Past frugality led the 29-year-old to live in a van parked at the beach, a one-room casita behind a Santa Ana, Calif., house and a tent in Alaska. Now, he’s counting the days until his finances are sound enough to afford a home of his own.
“I’ve had this plan to move out for a while, and it just keeps getting postponed,” said Waltman, who works for a Newport Beach, Calif., personal injury firm. “I’m working at a really good firm and I’m still living at home, and I figure it’s time I move on. (But) it’s hard to take on a mortgage with law school debt.”

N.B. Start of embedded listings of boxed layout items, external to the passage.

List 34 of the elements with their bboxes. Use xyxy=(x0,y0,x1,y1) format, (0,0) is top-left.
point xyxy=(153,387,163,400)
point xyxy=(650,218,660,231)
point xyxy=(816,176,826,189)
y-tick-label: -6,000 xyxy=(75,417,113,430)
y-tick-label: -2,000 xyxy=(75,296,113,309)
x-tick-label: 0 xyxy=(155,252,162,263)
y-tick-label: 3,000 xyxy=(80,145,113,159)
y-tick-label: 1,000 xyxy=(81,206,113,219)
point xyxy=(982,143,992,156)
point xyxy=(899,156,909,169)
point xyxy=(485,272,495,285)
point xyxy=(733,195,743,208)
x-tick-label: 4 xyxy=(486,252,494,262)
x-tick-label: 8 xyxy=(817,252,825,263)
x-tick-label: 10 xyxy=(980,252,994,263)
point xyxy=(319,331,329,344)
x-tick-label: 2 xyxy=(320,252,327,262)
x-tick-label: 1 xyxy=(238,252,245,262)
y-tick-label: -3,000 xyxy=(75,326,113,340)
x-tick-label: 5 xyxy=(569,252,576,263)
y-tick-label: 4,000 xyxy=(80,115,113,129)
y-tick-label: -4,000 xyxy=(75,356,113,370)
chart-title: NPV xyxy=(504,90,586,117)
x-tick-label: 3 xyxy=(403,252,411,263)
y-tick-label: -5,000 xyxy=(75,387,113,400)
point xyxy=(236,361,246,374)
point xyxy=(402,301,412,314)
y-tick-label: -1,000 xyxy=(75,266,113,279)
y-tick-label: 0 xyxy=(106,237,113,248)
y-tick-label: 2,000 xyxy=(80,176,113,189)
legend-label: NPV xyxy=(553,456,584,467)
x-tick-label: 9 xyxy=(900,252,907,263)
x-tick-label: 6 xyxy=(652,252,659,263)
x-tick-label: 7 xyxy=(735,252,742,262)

Waltman may be symptomatic of a problem that’s still plaguing the housing market and, to some extent, the economy as a whole. The recession forced millions to move in with parents and relatives, or delay leaving, and to double up with roommates.
Not only did those people put off buying or renting homes of their own, but the impact has rippled through the economy in the form of reduced demand for furnishings, appliances and home and garden supplies.
Although job growth has returned and the housing market has turned a corner, some economists worry that not enough young people are leaving the nest.
Whether it’s because of student loans, credit card debt, a foreclosure hangover or a need to save for a mortgage, “household formation” has yet to get anywhere near pre-recession levels.
At a time when investors are buying fewer homes, the slow pace of household formation means fewer first-time buyers taking up that slack, which could limit the housing market going forward.